2. Creating a database

Everyday People Every Day: Creating a database on classification by De Volkskrant, 11 months, 464 articles

What do we actually talk about when dealing with classification in this 21st century Dutch media reality? What are the existing or traditional parameters that are used to organise society and its people into social groups? How can the clew of identifyers and labels be unraveled? 

The project took on a shape by creating a database. During a period spanning from September 2014 until July 2015, I daily gathered articles that talked about classifications from De Volkskrant[1]. During this eleven month period, I started to cut out and collect newspaper clippings that become the raw material for the database. This resulted in a collection of 464 clippings; raw body of data, consisting of images, facts, quotes and headlines. This became the designated area for a more in depth design research into the work of classification in Dutch media society.

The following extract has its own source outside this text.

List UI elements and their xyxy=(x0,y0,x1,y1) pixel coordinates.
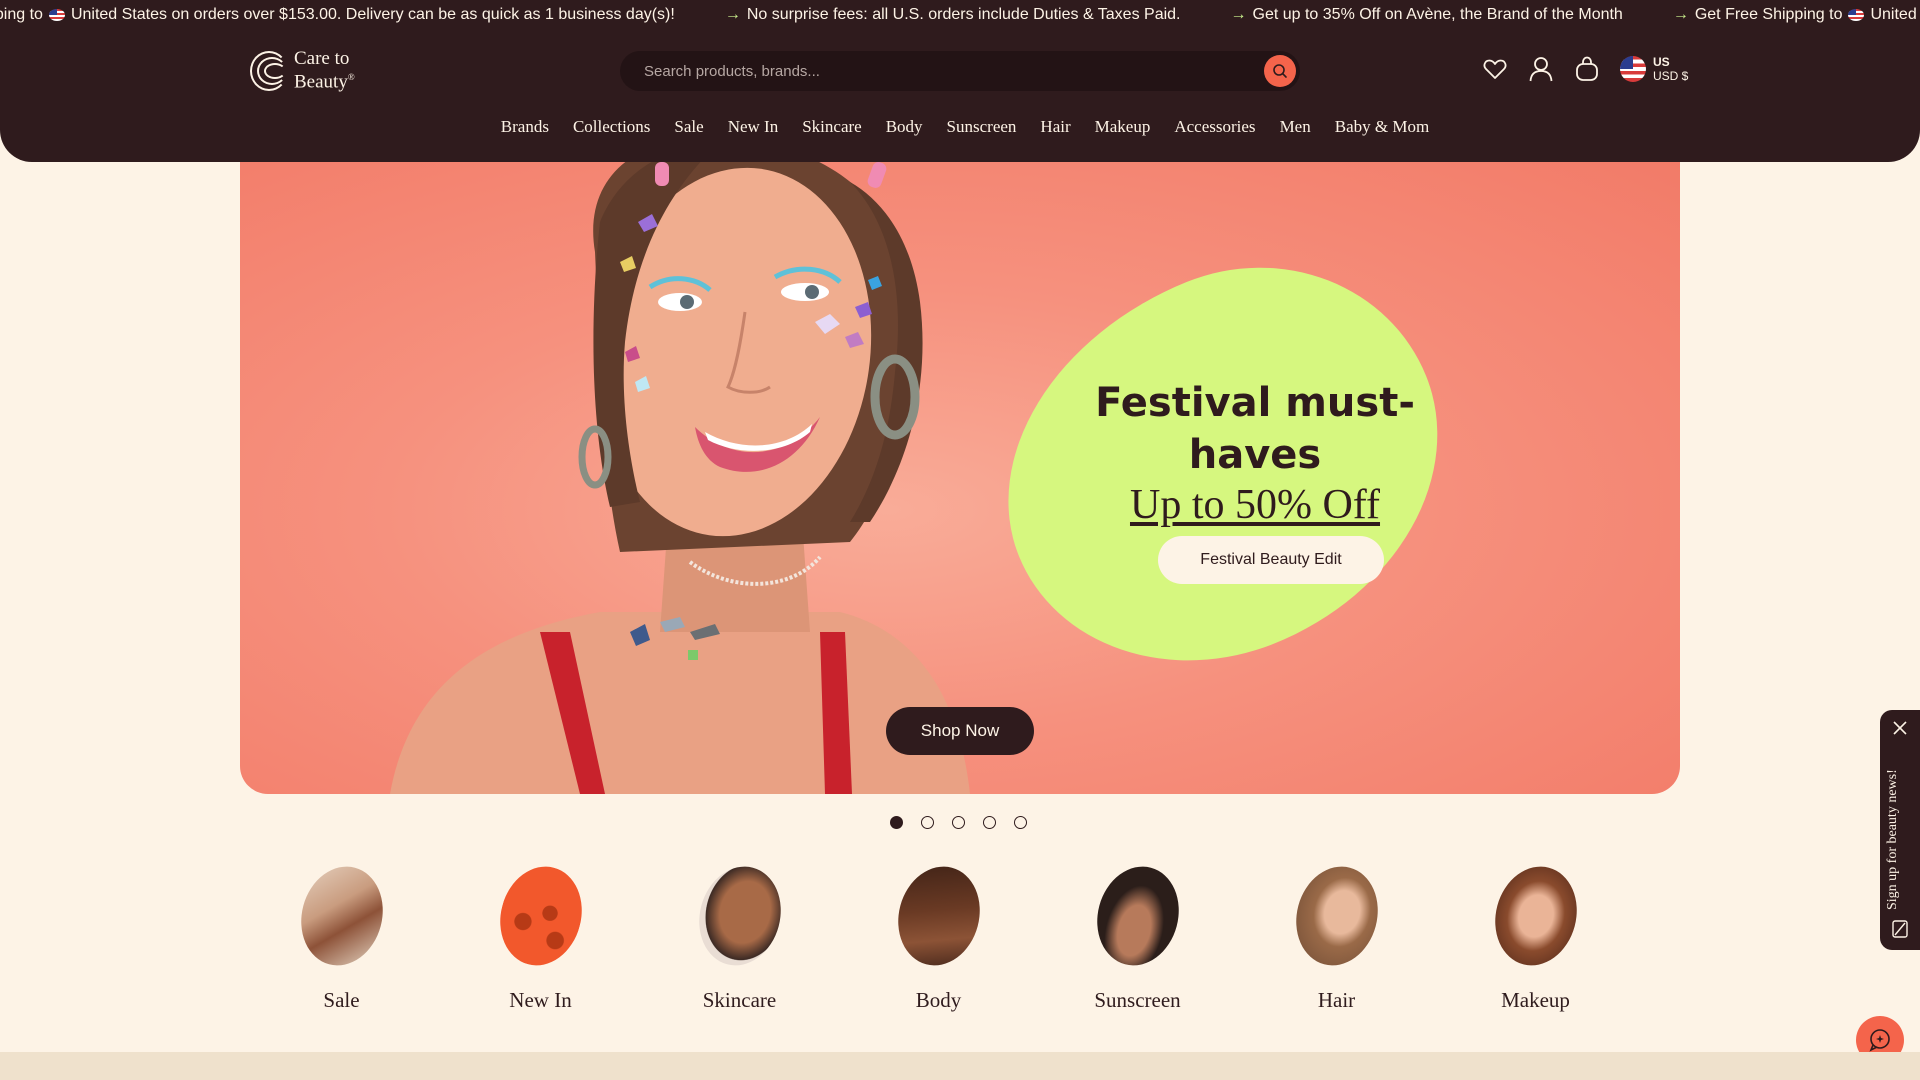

After the procedure of selection, the database was then further analysed by attaching metadata to the clippings. Metadata or ‘data about data’ is the data that describes the content and context of data in order to facilitate in the discovery of relevant information. After a process of trail and error and experimenting with existing, fictional and speculative, the metadata that was used to organize the clippings into a readable database were ‘location’, ‘classification’ (divided into ‘groups’), ‘institute’ and ‘typical words’. All metadata comes from words that were found in the newspaper clippings.  The different pieces of data were printed out on cards of 10 by 15 cm and held together by a box.

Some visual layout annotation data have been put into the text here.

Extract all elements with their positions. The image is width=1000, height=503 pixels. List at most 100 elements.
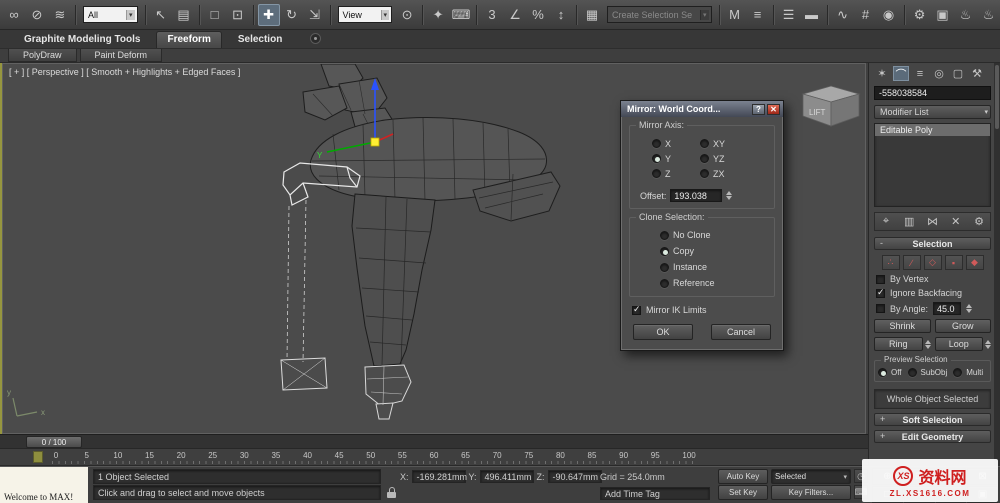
radio-zx[interactable]: ZX — [700, 166, 748, 181]
time-slider-track[interactable]: 0 / 100 — [0, 434, 868, 449]
polygon-mode-icon[interactable]: ▪ — [944, 255, 963, 270]
subtab-paint-deform[interactable]: Paint Deform — [79, 49, 163, 62]
select-and-rotate-icon[interactable]: ↻ — [281, 4, 303, 26]
ignore-backfacing-row[interactable]: Ignore Backfacing — [874, 287, 991, 298]
radio-copy[interactable]: Copy — [660, 246, 768, 256]
show-end-result-icon[interactable]: ▥ — [901, 214, 917, 229]
subtab-polydraw[interactable]: PolyDraw — [8, 49, 77, 62]
render-setup-icon[interactable]: ⚙ — [909, 4, 931, 26]
dialog-help-button[interactable]: ? — [752, 103, 765, 115]
rectangular-selection-region-icon[interactable]: □ — [204, 4, 226, 26]
by-vertex-checkbox[interactable] — [876, 274, 885, 284]
schematic-view-icon[interactable]: # — [855, 4, 877, 26]
x-coord-field[interactable]: -169.281mm — [411, 470, 467, 483]
layer-manager-icon[interactable]: ☰ — [778, 4, 800, 26]
percent-snap-toggle-icon[interactable]: % — [527, 4, 549, 26]
remove-modifier-icon[interactable]: ✕ — [948, 214, 964, 229]
key-selection-dropdown[interactable]: Selected ▾ — [771, 469, 851, 484]
ok-button[interactable]: OK — [633, 324, 693, 340]
vertex-mode-icon[interactable]: ∴ — [881, 255, 900, 270]
border-mode-icon[interactable]: ◇ — [923, 255, 942, 270]
y-coord-field[interactable]: 496.411mm — [479, 470, 534, 483]
radio-multi[interactable]: Multi — [953, 368, 983, 377]
set-key-button[interactable]: Set Key — [718, 485, 768, 500]
use-pivot-point-center-icon[interactable]: ⊙ — [396, 4, 418, 26]
curve-editor-icon[interactable]: ∿ — [832, 4, 854, 26]
radio-subobj[interactable]: SubObj — [907, 368, 947, 377]
modify-tab-icon[interactable]: ⌒ — [893, 66, 909, 81]
by-angle-checkbox[interactable] — [876, 304, 885, 313]
viewport-label[interactable]: [ + ] [ Perspective ] [ Smooth + Highlig… — [9, 67, 240, 77]
select-and-scale-icon[interactable]: ⇲ — [304, 4, 326, 26]
mirror-ik-limits-row[interactable]: Mirror IK Limits — [632, 304, 775, 315]
track-bar-marker[interactable] — [33, 451, 43, 463]
dialog-close-button[interactable]: ✕ — [767, 103, 780, 115]
by-angle-row[interactable]: By Angle: 45.0 — [874, 302, 991, 315]
rollout-edit-geometry[interactable]: Edit Geometry — [874, 430, 991, 443]
utilities-tab-icon[interactable]: ⚒ — [969, 66, 985, 81]
loop-spinner[interactable] — [985, 339, 991, 349]
ribbon-tab-graphite-modeling-tools[interactable]: Graphite Modeling Tools — [14, 32, 150, 48]
make-unique-icon[interactable]: ⋈ — [925, 214, 941, 229]
panel-scrollbar[interactable] — [994, 63, 1000, 466]
radio-reference[interactable]: Reference — [660, 278, 768, 288]
selection-filter-dropdown[interactable]: All ▾ — [83, 6, 138, 23]
mirror-dialog-titlebar[interactable]: Mirror: World Coord... ? ✕ — [621, 101, 783, 117]
stack-item-editable-poly[interactable]: Editable Poly — [875, 124, 990, 136]
by-angle-spinner[interactable] — [966, 304, 973, 313]
angle-snap-toggle-icon[interactable]: ∠ — [504, 4, 526, 26]
configure-modifier-sets-icon[interactable]: ⚙ — [971, 214, 987, 229]
auto-key-button[interactable]: Auto Key — [718, 469, 768, 484]
edit-named-selection-sets-icon[interactable]: ▦ — [581, 4, 603, 26]
unlink-selection-icon[interactable]: ⊘ — [26, 4, 48, 26]
select-object-icon[interactable]: ↖ — [150, 4, 172, 26]
shrink-button[interactable]: Shrink — [874, 319, 931, 333]
select-and-move-icon[interactable]: ✚ — [257, 3, 280, 26]
loop-button[interactable]: Loop — [934, 337, 983, 351]
selection-lock-icon[interactable] — [387, 487, 397, 499]
pin-stack-icon[interactable]: ⌖ — [878, 214, 894, 229]
material-editor-icon[interactable]: ◉ — [878, 4, 900, 26]
align-icon[interactable]: ≡ — [747, 4, 769, 26]
ribbon-minimize-button[interactable] — [310, 33, 322, 44]
hierarchy-tab-icon[interactable]: ≡ — [912, 66, 928, 81]
radio-z[interactable]: Z — [652, 166, 700, 181]
offset-field[interactable]: 193.038 — [670, 189, 723, 202]
select-by-name-icon[interactable]: ▤ — [173, 4, 195, 26]
mirror-icon[interactable]: M — [724, 4, 746, 26]
modifier-list-dropdown[interactable]: Modifier List ▾ — [874, 105, 991, 119]
z-coord-field[interactable]: -90.647mm — [547, 470, 602, 483]
offset-spinner[interactable] — [726, 191, 733, 200]
rollout-soft-selection[interactable]: Soft Selection — [874, 413, 991, 426]
window-crossing-toggle-icon[interactable]: ⊡ — [227, 4, 249, 26]
graphite-ribbon-toggle-icon[interactable]: ▬ — [801, 4, 823, 26]
ignore-backfacing-checkbox[interactable] — [876, 287, 885, 298]
by-angle-field[interactable]: 45.0 — [933, 302, 962, 315]
motion-tab-icon[interactable]: ◎ — [931, 66, 947, 81]
render-production-icon[interactable]: ♨ — [955, 4, 977, 26]
track-bar[interactable]: 0 5 10 15 20 25 30 35 40 45 50 55 60 65 70 75 80 85 90 95 10… — [0, 449, 868, 466]
spinner-snap-toggle-icon[interactable]: ↕ — [550, 4, 572, 26]
radio-x[interactable]: X — [652, 136, 700, 151]
add-time-tag[interactable]: Add Time Tag — [600, 487, 710, 500]
object-name-field[interactable]: -558038584 — [874, 86, 991, 100]
named-selection-sets-dropdown[interactable]: Create Selection Se ▾ — [607, 6, 712, 23]
time-slider-handle[interactable]: 0 / 100 — [26, 436, 82, 448]
ribbon-tab-freeform[interactable]: Freeform — [156, 31, 222, 48]
element-mode-icon[interactable]: ◆ — [965, 255, 984, 270]
render-iterative-icon[interactable]: ♨ — [978, 4, 1000, 26]
radio-off[interactable]: Off — [878, 368, 902, 377]
ribbon-tab-selection[interactable]: Selection — [228, 32, 292, 48]
by-vertex-row[interactable]: By Vertex — [874, 274, 991, 284]
mirror-ik-limits-checkbox[interactable] — [632, 304, 641, 315]
keyboard-shortcut-override-icon[interactable]: ⌨ — [450, 4, 472, 26]
create-tab-icon[interactable]: ✶ — [874, 66, 890, 81]
snaps-toggle-icon[interactable]: 3 — [481, 4, 503, 26]
ring-spinner[interactable] — [924, 339, 931, 349]
modifier-stack[interactable]: Editable Poly — [874, 123, 991, 207]
rendered-frame-window-icon[interactable]: ▣ — [932, 4, 954, 26]
rollout-selection[interactable]: Selection — [874, 237, 991, 250]
bind-to-space-warp-icon[interactable]: ≋ — [49, 4, 71, 26]
radio-no-clone[interactable]: No Clone — [660, 230, 768, 240]
select-and-manipulate-icon[interactable]: ✦ — [427, 4, 449, 26]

Go to: post-what.com/everydaypeopleeveryday for an online overview of the database.

Reflecting on the database

Organising data is a political act. In information design the designer cannot take a neutral position (Huygen, 2008). Every choice is made with intent to show insight of the relation between different data and therefore positioning itself in a hierarchical and rhetorical order. With the intent of sharing insight, communicating the essential or making it look pretty, every choice in designing order shows the agenda of the designer.

The database has many narratives, but if and how they reveal themselves is through the decision of grouping, labelling and putting it into hierarchy. The organisation I used here is based on the traditional classificatory systems of difference (Hall, 1997), because this system is at the basis of that what I want to understand; the mechanisms and effects of classification. By having set up the database like this, it has provided me with a collection of cards that could give insight into the significance of classification. In the next chapter ‘3. visual analyses‘ this database will be used for analyses and interpretations in order to understand the mechanism of human classification in Dutch media society.

[1] De Volkskrant (English: The People’s Paper) is one of the largest Dutch newspapers, that appears on a daily basis. Its target-audience is a large left-of-center group that is typed as ‘progressive’. Therefore, I consider de Volkskrant as representative of the state of the nation and a source of information from which a large group of Dutch people distract their meaning, values and beliefs.